Теперь Володя Шатров любое солдатское письмо читал внятно, истово, стараясь даже и в самом голосе выразить, передать всю ту неизбывную душевную боль, всю ту смертную тоску солдата, что рвалась из каждой строки.
И солдатки плакали, слушая его чтение. Да и у самого-то чтеца голос иной раз нет-нет да и захлебнется слезами; смолкнет вдруг отрок, закусит губу и отвернется в сторону.
И за одно только это как же и полюбился он наезжавшему на шатровскую мельницу народу: «Младшенький-то у них вроде бы душевнее всех будет!»
С тех пор и повелось в солдатских семействах окрестных деревень, что едва только засобираются с помолом на «шатровку», так сейчас же с божницы, из-за икон, стариковская рука доставала последнее от родного воина письмо «с позиции», письмо, уже читанное и перечитанное, захватанное и замасленное, успевшее вобрать в себя все избяные запахи — и дегтя, и махорки, и хомутов, и овчины: «Марья (или Дарья, там), а возьми-ка письмо-то с собой. Пущай ишшо прочитает шатровской-то малой. Уж больно, говорят, слезно читат, да и всё объяснят: нашшот фронту, и про ерманца, и про других протчих».
…Володя дочитывает письмо Ефросинье Филипповне. Он сидит на тугих, с пшеницею, мешках помольского воза. Она стоит здесь же, возле воза, опершись на грядку телеги, обопнувшись мощной, в коротком мужском сапоге ногой на ступицу колеса. Дородная и красивая. Цветастый платок откинут на плечи. В черных, гладко зачесанных волосах поблескивают искусственные жемчужинки рогового узорчатого гребня. Стоит — слушает давно уж ей знакомое письмо и, сощуриваясь, глядит куда-то далеко-далеко, словно бы видны ей те грязные, вонючие рвы среди Пинских болот, именуемые окопами, где обломком химического карандаша наскреб ей свое жалостное послание ее Митрий.

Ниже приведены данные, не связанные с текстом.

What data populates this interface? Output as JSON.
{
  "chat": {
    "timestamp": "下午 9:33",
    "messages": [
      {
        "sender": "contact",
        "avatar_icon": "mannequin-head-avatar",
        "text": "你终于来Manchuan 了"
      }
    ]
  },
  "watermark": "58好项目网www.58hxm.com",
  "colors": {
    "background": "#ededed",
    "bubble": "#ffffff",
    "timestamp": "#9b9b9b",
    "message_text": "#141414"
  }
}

Вкруг ее воза теснятся и другие помольцы. Есть и уволенный вчистую, и тем безмерно счастливый, солдат на деревянной ноге. Толстая, неуклюжая, похожая на окорок деревяшка лоснится, как воском натертая. С ним — дочка, девочка лет двенадцати: помогает отцу в помоле.
В знойном, безветренном воздухе долго не расходится махорочный дым, перемешанный с запахом сена, дегтя, навоза, лошадей.

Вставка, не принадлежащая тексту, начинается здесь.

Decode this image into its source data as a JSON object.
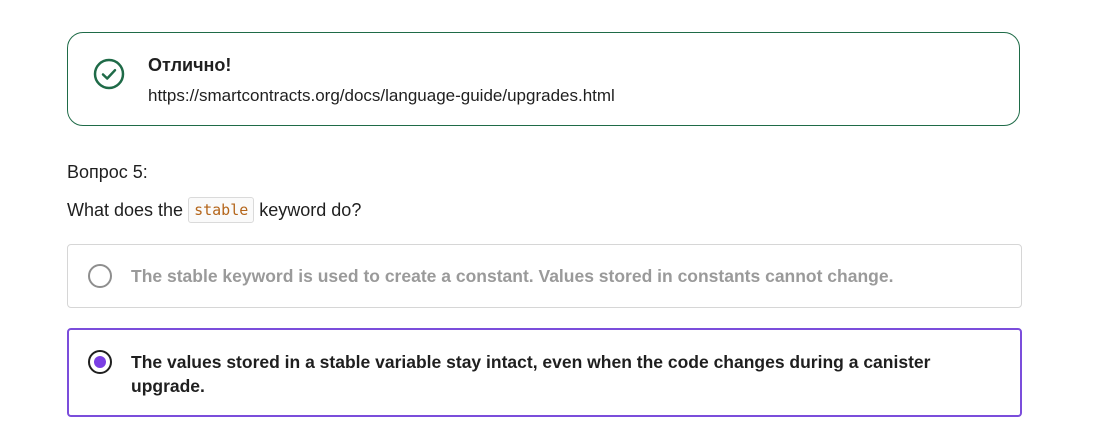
{
  "feedback": {
    "title": "Отлично!",
    "link": "https://smartcontracts.org/docs/language-guide/upgrades.html",
    "icon": "check-circle-icon",
    "color": "#1f6b48"
  },
  "question": {
    "number_label": "Вопрос 5:",
    "text_before": "What does the",
    "code": "stable",
    "text_after": "keyword do?"
  },
  "options": [
    {
      "label": "The stable keyword is used to create a constant. Values stored in constants cannot change.",
      "selected": false
    },
    {
      "label": "The values stored in a stable variable stay intact, even when the code changes during a canister upgrade.",
      "selected": true
    }
  ],
  "colors": {
    "selected_border": "#7b4ddb",
    "selected_dot": "#7b3fe4",
    "code_text": "#b4651a"
  }
}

Все слушают, боясь даже кашлянуть.
— «Дорогая моя супруга Фрося! Люблю тебя всей душою, больше никак. Люблю, люблю! Эх, Фрося, как бы да ты сама научилась читать! А то вот и хочу написать тебе душевные слова, а как вспомню, что чужие люди станут тебе читать, и горячее слово мое стынет! Учись, Фросенька, хоть немного…»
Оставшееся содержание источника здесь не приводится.